Search Strategy: In January 2007, the MEDLINE database was searched for randomized control trials (RCTs), and controlled clinical trials of currently available endoluminal treatment of GERD. Database searches combined the specific endoluminal device keywords with the condition- specific keyword (e.g., GERD).

Data Collection and Analysis: All relevant studies have been categorized according to the evidence they provide according to the guidelines for Levels of Evidence and Grades of Recommendation supplied by the Oxford Centre for Evidence-Based Medicine.
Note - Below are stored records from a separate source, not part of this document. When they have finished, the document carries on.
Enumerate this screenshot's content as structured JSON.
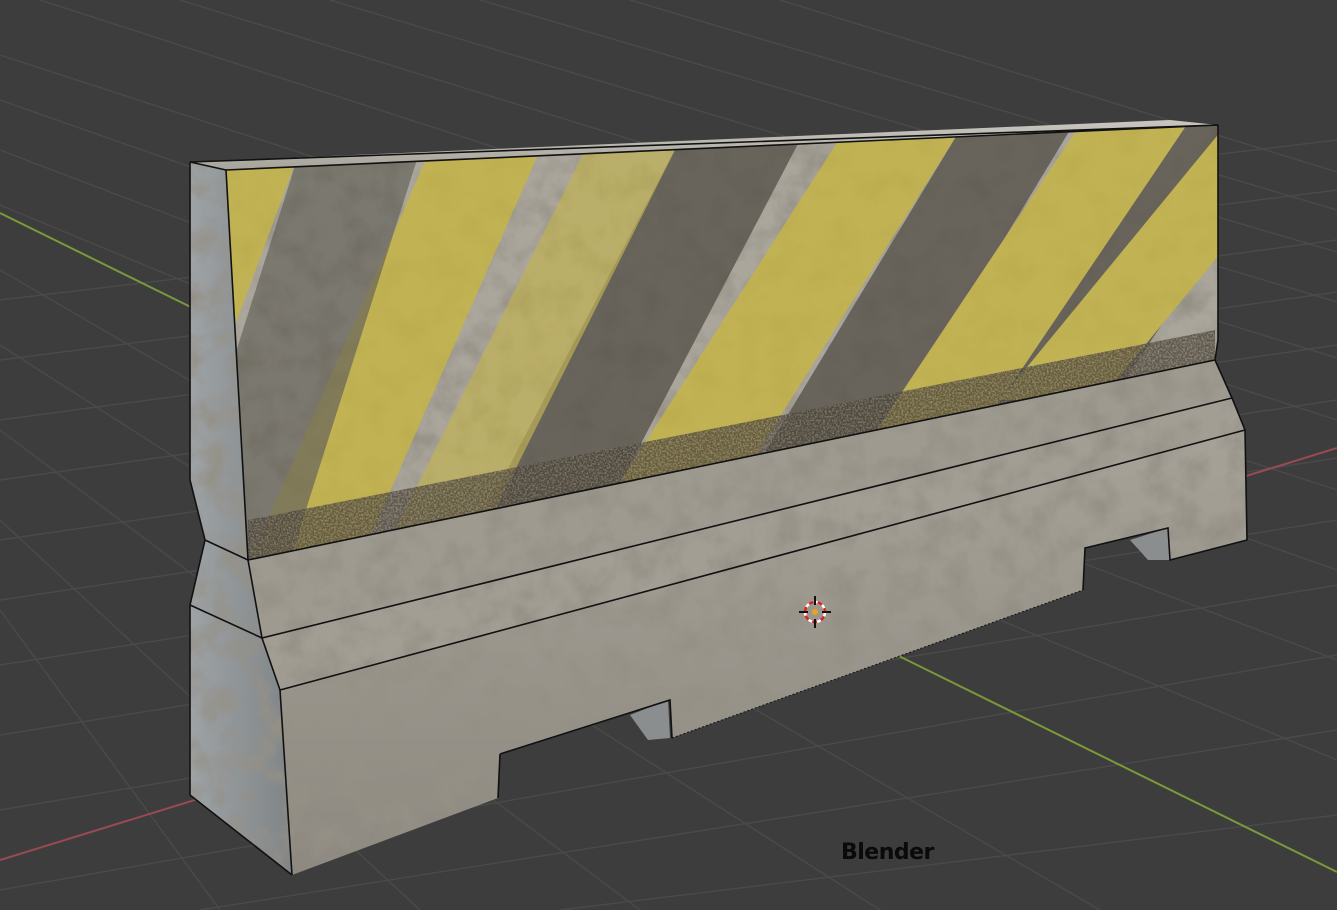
{
  "app": "Blender",
  "viewport": {
    "caption": "Blender",
    "object": "concrete-barrier",
    "colors": {
      "background": "#3d3d3d",
      "grid_line": "#4a4a4a",
      "x_axis": "#9a4a52",
      "y_axis": "#7a9a3a",
      "concrete_light": "#b9b6ad",
      "concrete_dark": "#56524a",
      "hazard_yellow": "#c8b640",
      "dirt": "#4a4134"
    },
    "icons": [
      "3d-cursor-icon"
    ]
  }
}
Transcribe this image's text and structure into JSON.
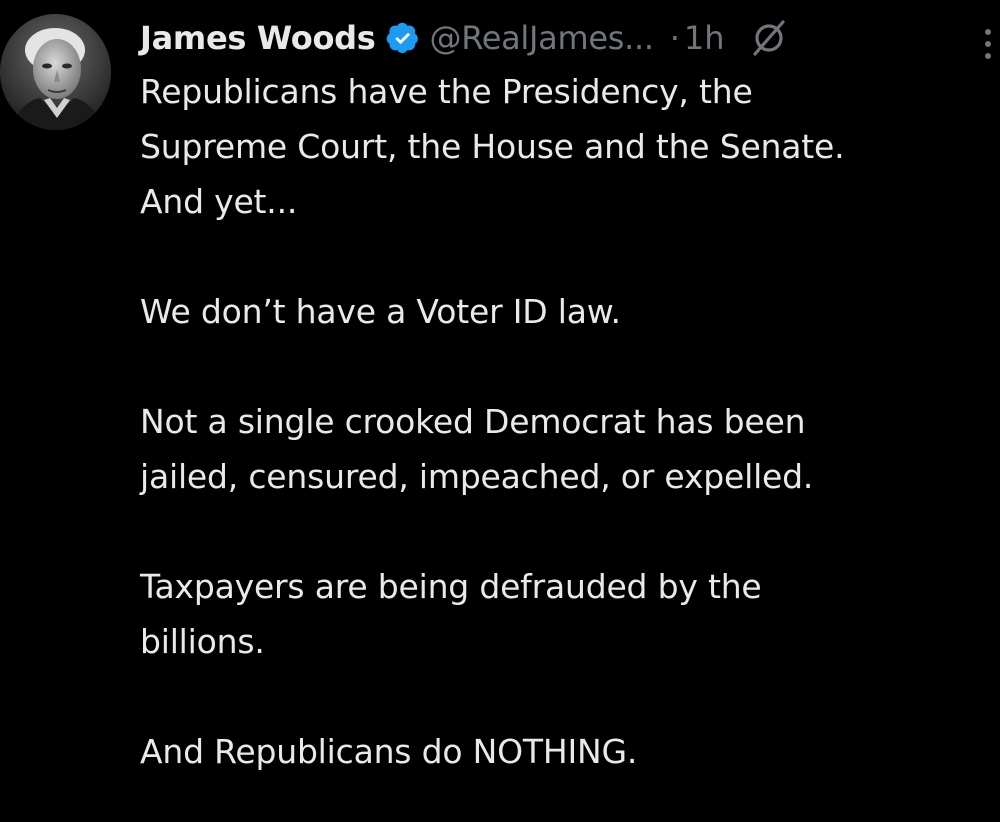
{
  "author": {
    "display_name": "James Woods",
    "handle": "@RealJames...",
    "separator": "·",
    "time": "1h",
    "verified": true
  },
  "colors": {
    "background": "#000000",
    "text": "#e7e9ea",
    "muted": "#71767b",
    "verified_blue": "#1d9bf0"
  },
  "icons": {
    "verified": "verified-badge-icon",
    "grok": "grok-icon",
    "more": "more-options-icon"
  },
  "tweet": {
    "paragraphs": [
      {
        "lines": [
          "Republicans have the Presidency, the",
          "Supreme Court, the House and the Senate.",
          "And yet..."
        ]
      },
      {
        "lines": [
          "We don’t have a Voter ID law."
        ]
      },
      {
        "lines": [
          "Not a single crooked Democrat has been",
          "jailed, censured, impeached, or expelled."
        ]
      },
      {
        "lines": [
          "Taxpayers are being defrauded by the",
          "billions."
        ]
      },
      {
        "lines": [
          "And Republicans do NOTHING."
        ]
      }
    ]
  }
}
Main Results and Authors Conclusions: Sixteen studies met the inclusion criteria, representing 787 patients. The methodological quality of most of the included studies was average; four studies were grade 1b (individual randomized trial), 10 were grade 2b (individual cohort study), and two were grade 3b (individual case-control study). There is grade 1b and 2b evidence demonstrating the EndoCinch plication is effective in reducing GERD symptoms at short-term follow up. However, in the majority of the studies analyzed, the procedure does not significantly reduce the acid exposure in the distal esophagus. The majority of studies with long-term outcome showed disappointing outcomes, probably due to suture loss in the majority of patients. There is grade 1b and 2b evidence demonstrating that the Stretta procedure is effective in reducing GERD symptoms at short- and mid-term follow up. However, in the majority of the studies analyzed, the procedure did not reduce significantly the acid exposure in the distal esophagus. There is grade 1b and 2b evidence demonstrating that full-thickness plication is effective in reducing GERD symptoms, and acid exposure in the distal esophagus. Surgical Endoscopy, 2007, Vol. 21, pp.697-706.